Another fascinating trait of flying squirrels was only observed for the first time in 2019, and accidentally at that. Northland College professor Jon Martin was returning from a frog-florescence study one evening in Wisconsin, and absent-mindedly pointed his ultraviolet flashlight at a flying squirrel he chanced upon at a bird feeder. Imagine his surprise when the squirrel glowed back at him in a neon bubblegum pink. Since then, science has been trying to figure out what, if any, benefits this may have for the squirrels. It’s entirely possible this fluorescence is a mere side effect of a compound in the squirrels’ fur and has no adaptive value at all, but where is the fun it that theory?
In their preferred habitat of deciduous and mixed forests, the low light conditions of dawn and dusk are awash in UV light. Snow-covered landscapes also reflect a significant amount of UV. One hypothesis is the UV reflection acts to camouflage them from, wait for it, those pesky owls again, ‘hoo’ (apologies) can detect UV light. By better blending in against fluorescing plants, lichens, or a background of snow, they may become a harder target for owls. Unique among squirrel species, the lens covering a flying squirrel’s eye lets UV radiation pass through to the retina, suggesting it could play some yet-to-be understood role in communication and/or mating.

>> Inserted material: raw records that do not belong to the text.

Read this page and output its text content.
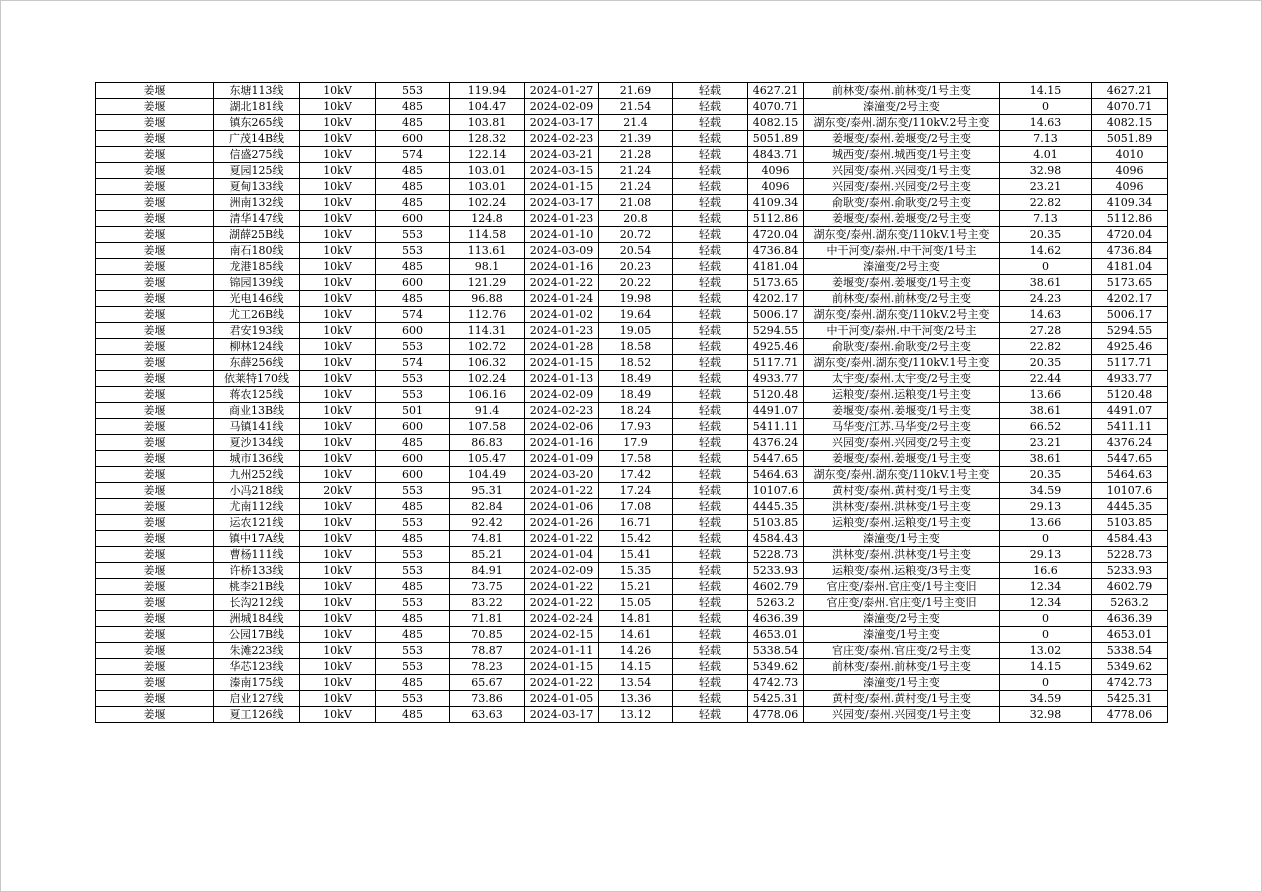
姜堰	东塘113线	10kV	553	119.94	2024-01-27	21.69	轻载	4627.21	前林变/泰州.前林变/1号主变	14.15	4627.21
姜堰	湖北181线	10kV	485	104.47	2024-02-09	21.54	轻载	4070.71	溱潼变/2号主变	0	4070.71
姜堰	镇东265线	10kV	485	103.81	2024-03-17	21.4	轻载	4082.15	湖东变/泰州.湖东变/110kV.2号主变	14.63	4082.15
姜堰	广茂14B线	10kV	600	128.32	2024-02-23	21.39	轻载	5051.89	姜堰变/泰州.姜堰变/2号主变	7.13	5051.89
姜堰	信盛275线	10kV	574	122.14	2024-03-21	21.28	轻载	4843.71	城西变/泰州.城西变/1号主变	4.01	4010
姜堰	夏园125线	10kV	485	103.01	2024-03-15	21.24	轻载	4096	兴园变/泰州.兴园变/1号主变	32.98	4096
姜堰	夏甸133线	10kV	485	103.01	2024-01-15	21.24	轻载	4096	兴园变/泰州.兴园变/2号主变	23.21	4096
姜堰	洲南132线	10kV	485	102.24	2024-03-17	21.08	轻载	4109.34	俞耿变/泰州.俞耿变/2号主变	22.82	4109.34
姜堰	清华147线	10kV	600	124.8	2024-01-23	20.8	轻载	5112.86	姜堰变/泰州.姜堰变/2号主变	7.13	5112.86
姜堰	湖薛25B线	10kV	553	114.58	2024-01-10	20.72	轻载	4720.04	湖东变/泰州.湖东变/110kV.1号主变	20.35	4720.04
姜堰	南石180线	10kV	553	113.61	2024-03-09	20.54	轻载	4736.84	中干河变/泰州.中干河变/1号主	14.62	4736.84
姜堰	龙港185线	10kV	485	98.1	2024-01-16	20.23	轻载	4181.04	溱潼变/2号主变	0	4181.04
姜堰	锦园139线	10kV	600	121.29	2024-01-22	20.22	轻载	5173.65	姜堰变/泰州.姜堰变/1号主变	38.61	5173.65
姜堰	光电146线	10kV	485	96.88	2024-01-24	19.98	轻载	4202.17	前林变/泰州.前林变/2号主变	24.23	4202.17
姜堰	尤工26B线	10kV	574	112.76	2024-01-02	19.64	轻载	5006.17	湖东变/泰州.湖东变/110kV.2号主变	14.63	5006.17
姜堰	君安193线	10kV	600	114.31	2024-01-23	19.05	轻载	5294.55	中干河变/泰州.中干河变/2号主	27.28	5294.55
姜堰	柳林124线	10kV	553	102.72	2024-01-28	18.58	轻载	4925.46	俞耿变/泰州.俞耿变/2号主变	22.82	4925.46
姜堰	东薛256线	10kV	574	106.32	2024-01-15	18.52	轻载	5117.71	湖东变/泰州.湖东变/110kV.1号主变	20.35	5117.71
姜堰	依莱特170线	10kV	553	102.24	2024-01-13	18.49	轻载	4933.77	太宇变/泰州.太宇变/2号主变	22.44	4933.77
姜堰	蒋农125线	10kV	553	106.16	2024-02-09	18.49	轻载	5120.48	运粮变/泰州.运粮变/1号主变	13.66	5120.48
姜堰	商业13B线	10kV	501	91.4	2024-02-23	18.24	轻载	4491.07	姜堰变/泰州.姜堰变/1号主变	38.61	4491.07
姜堰	马镇141线	10kV	600	107.58	2024-02-06	17.93	轻载	5411.11	马华变/江苏.马华变/2号主变	66.52	5411.11
姜堰	夏沙134线	10kV	485	86.83	2024-01-16	17.9	轻载	4376.24	兴园变/泰州.兴园变/2号主变	23.21	4376.24
姜堰	城市136线	10kV	600	105.47	2024-01-09	17.58	轻载	5447.65	姜堰变/泰州.姜堰变/1号主变	38.61	5447.65
姜堰	九州252线	10kV	600	104.49	2024-03-20	17.42	轻载	5464.63	湖东变/泰州.湖东变/110kV.1号主变	20.35	5464.63
姜堰	小冯218线	20kV	553	95.31	2024-01-22	17.24	轻载	10107.6	黄村变/泰州.黄村变/1号主变	34.59	10107.6
姜堰	尤南112线	10kV	485	82.84	2024-01-06	17.08	轻载	4445.35	洪林变/泰州.洪林变/1号主变	29.13	4445.35
姜堰	运农121线	10kV	553	92.42	2024-01-26	16.71	轻载	5103.85	运粮变/泰州.运粮变/1号主变	13.66	5103.85
姜堰	镇中17A线	10kV	485	74.81	2024-01-22	15.42	轻载	4584.43	溱潼变/1号主变	0	4584.43
姜堰	曹杨111线	10kV	553	85.21	2024-01-04	15.41	轻载	5228.73	洪林变/泰州.洪林变/1号主变	29.13	5228.73
姜堰	许桥133线	10kV	553	84.91	2024-02-09	15.35	轻载	5233.93	运粮变/泰州.运粮变/3号主变	16.6	5233.93
姜堰	桃李21B线	10kV	485	73.75	2024-01-22	15.21	轻载	4602.79	官庄变/泰州.官庄变/1号主变旧	12.34	4602.79
姜堰	长沟212线	10kV	553	83.22	2024-01-22	15.05	轻载	5263.2	官庄变/泰州.官庄变/1号主变旧	12.34	5263.2
姜堰	洲城184线	10kV	485	71.81	2024-02-24	14.81	轻载	4636.39	溱潼变/2号主变	0	4636.39
姜堰	公园17B线	10kV	485	70.85	2024-02-15	14.61	轻载	4653.01	溱潼变/1号主变	0	4653.01
姜堰	朱滩223线	10kV	553	78.87	2024-01-11	14.26	轻载	5338.54	官庄变/泰州.官庄变/2号主变	13.02	5338.54
姜堰	华芯123线	10kV	553	78.23	2024-01-15	14.15	轻载	5349.62	前林变/泰州.前林变/1号主变	14.15	5349.62
姜堰	溱南175线	10kV	485	65.67	2024-01-22	13.54	轻载	4742.73	溱潼变/1号主变	0	4742.73
姜堰	启业127线	10kV	553	73.86	2024-01-05	13.36	轻载	5425.31	黄村变/泰州.黄村变/1号主变	34.59	5425.31
姜堰	夏工126线	10kV	485	63.63	2024-03-17	13.12	轻载	4778.06	兴园变/泰州.兴园变/1号主变	32.98	4778.06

Urban Sprawl Leads to Attic-tion
Over their long history that spans at least 25 million years, flying squirrels preferred to nest in old-growth forests where snags (standing dead trees) and large trees with hollow cavities were plentiful. It’s only in the last few centuries (i.e. 0.000012% of their history for you math nerds) they’ve been forced to find alternative abodes to raise their pups since most of those forests have been felled across North America. One of those places happens to be the attics of suburbia. They can enter your home through a crack as narrow as their skull can squeeze through: 0.9 inches wide and 0.7 inches tall, usually near the roof line. If you have one flying squirrel in your attic, bad news: you likely have more - maybe a lot more. As social animals, it is not uncommon to have anywhere from 6 to 30 squirrels denning together consisting of multiple families. Only filling those holes is enough to prevent squirrels or other unwanted guests from gaining entrance.